O poeta épico ou dramático não deve ignorar que ele é o destino e que deve ser implacável como este ± ele é ao mesmo tempo o espelho da humanidade e tem de apresentar na cena caracteres maus e por vezes infames, tolos, espíritos acanhados, de fez em quando uma personalidade razoável ou prudente, ou bom, ou honesto, e muito raramente, com a mais singular exceção, um caráter generoso. (SCHOPENHAUER, 2001,p. 140).

Mas o destino da poesia trágica para Schopenhauer é à resignação e a renúncia do querer viver. Quando a Teia de Maya é rasgada e despedaçada, o egoismo perde o seu poder sobre o homem e entra em seu lugar à resignação como calmante da vontade. Os motivos do querer viver; os seus sentimentos e emoções, transformam-se num querer morrer e na mortificação dos instintos.

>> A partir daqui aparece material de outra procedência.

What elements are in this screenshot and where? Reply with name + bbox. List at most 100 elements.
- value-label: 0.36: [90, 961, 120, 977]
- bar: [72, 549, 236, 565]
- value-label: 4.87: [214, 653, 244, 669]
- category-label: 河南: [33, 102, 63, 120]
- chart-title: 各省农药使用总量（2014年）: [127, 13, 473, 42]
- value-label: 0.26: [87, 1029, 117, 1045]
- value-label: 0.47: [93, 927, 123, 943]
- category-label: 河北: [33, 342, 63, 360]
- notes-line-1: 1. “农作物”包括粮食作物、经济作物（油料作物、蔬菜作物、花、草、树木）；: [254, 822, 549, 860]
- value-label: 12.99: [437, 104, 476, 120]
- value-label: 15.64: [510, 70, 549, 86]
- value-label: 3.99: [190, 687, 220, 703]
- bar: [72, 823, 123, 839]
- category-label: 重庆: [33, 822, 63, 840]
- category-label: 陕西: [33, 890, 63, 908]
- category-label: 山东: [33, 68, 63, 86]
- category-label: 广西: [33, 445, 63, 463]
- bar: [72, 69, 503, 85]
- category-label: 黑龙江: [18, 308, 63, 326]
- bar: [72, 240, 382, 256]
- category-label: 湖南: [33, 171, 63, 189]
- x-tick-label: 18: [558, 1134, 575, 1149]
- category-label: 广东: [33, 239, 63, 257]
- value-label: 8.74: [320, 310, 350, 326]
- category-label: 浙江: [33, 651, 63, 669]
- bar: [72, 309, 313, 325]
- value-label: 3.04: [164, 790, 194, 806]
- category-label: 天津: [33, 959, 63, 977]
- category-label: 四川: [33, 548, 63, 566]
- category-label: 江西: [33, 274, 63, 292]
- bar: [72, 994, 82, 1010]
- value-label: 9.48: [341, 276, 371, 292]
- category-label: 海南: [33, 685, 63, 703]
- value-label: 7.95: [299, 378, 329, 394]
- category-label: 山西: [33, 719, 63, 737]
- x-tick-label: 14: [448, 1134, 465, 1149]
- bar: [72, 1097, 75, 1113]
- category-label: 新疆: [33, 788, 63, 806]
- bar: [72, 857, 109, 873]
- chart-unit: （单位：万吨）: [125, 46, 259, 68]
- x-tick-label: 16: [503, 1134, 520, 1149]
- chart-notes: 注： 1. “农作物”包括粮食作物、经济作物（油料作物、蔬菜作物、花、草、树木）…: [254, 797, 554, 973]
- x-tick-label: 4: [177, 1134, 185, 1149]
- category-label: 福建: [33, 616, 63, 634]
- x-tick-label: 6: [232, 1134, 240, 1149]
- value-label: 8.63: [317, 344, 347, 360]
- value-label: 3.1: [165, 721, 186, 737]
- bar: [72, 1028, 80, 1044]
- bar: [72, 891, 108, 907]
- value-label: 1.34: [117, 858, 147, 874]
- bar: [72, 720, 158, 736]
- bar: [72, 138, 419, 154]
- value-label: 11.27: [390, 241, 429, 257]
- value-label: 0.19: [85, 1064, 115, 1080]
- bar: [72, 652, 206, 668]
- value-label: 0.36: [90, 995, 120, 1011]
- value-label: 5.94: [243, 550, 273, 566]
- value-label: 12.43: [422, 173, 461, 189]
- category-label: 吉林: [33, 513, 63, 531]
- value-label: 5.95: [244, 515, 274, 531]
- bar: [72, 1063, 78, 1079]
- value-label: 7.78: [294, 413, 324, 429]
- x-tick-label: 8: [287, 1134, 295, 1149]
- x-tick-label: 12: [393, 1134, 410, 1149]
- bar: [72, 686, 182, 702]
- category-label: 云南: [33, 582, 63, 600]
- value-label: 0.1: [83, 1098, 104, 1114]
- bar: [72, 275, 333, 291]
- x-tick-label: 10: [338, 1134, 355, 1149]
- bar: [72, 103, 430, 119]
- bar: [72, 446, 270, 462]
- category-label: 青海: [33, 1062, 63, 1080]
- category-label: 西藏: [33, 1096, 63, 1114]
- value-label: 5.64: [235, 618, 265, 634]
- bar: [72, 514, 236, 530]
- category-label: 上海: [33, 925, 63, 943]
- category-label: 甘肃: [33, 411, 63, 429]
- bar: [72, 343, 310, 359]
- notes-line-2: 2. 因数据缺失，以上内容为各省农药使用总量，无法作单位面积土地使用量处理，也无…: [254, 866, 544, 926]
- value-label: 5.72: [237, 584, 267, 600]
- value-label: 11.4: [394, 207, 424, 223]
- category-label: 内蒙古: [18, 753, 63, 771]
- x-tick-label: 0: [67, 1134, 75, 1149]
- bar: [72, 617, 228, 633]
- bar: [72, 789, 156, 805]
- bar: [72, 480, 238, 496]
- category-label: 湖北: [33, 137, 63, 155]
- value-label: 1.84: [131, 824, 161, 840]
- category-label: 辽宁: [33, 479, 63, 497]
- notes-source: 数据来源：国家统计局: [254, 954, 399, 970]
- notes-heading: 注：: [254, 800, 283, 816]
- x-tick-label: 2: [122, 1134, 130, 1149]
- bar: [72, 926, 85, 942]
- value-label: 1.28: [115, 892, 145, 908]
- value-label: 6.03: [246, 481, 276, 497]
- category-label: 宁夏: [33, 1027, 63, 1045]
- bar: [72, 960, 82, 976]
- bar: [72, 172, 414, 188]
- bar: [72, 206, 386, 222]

O artista poeta como extensão da vontade e os seus personagens são levados a mais profunda mortificação de si mesmo, o egoismo perde a sua razão de ser, inclusive, ele cita vários personagens que após uma dor profunda passaram a reconhecer a insuficiência de vida voltada para o princípio de individuação. O Véu de Maya que era a expressão de seu modo de vida é desmascarado e a vida individual cede o seu lugar para a renúncia do querer viver. A arte propicia a libertação total? O artista consegue construir o calmante eterno? Ou a libertação é passageira? É possível viver sem a causalidade? Por mais que fujamos para a ideia não conseguiremos nos manter e viver sem a causalidade, já que é dela como vontade onde nascem as cenas da vida. Se a causalidade é a atuação

da matéria em todos os aspectos da vida fenomenal, como o artista conseguirá se manter por muito tempo acima dela? É possível viver eternamente fora da causalidade? Viver sem causalidade é pular para fora de espaço e do tempo? Existe vida acima do espaço e do tempo? Que relação podemos fazer entre a causalidade e a ideia? Causalidade e ideia se opõem na justa medida em que o êxtase propiciado pela arte, liberta o artista e o espectador de suas dores provisoriamente, pois a causalidade novamente o chama para a vida. Não existe vida sem causalidade. O fato de ser a vontade o fundamento da vida, não significa que ela não necessite de aprendizado e conhecimento. A arte já é uma tentativa da vontade de suprimir as suas próprias dores, é um aprendizado voltado para a negação do querer viver. É uma ação pedagógica dela consigo mesma, querer anular-se a partir do êxtase estético? A vontade passa por um processo pedagógico, quando a cada dor que sofre, ela reflete, e essa reflexão causa um impacto em sua forma de agir contrariando os seus desejos?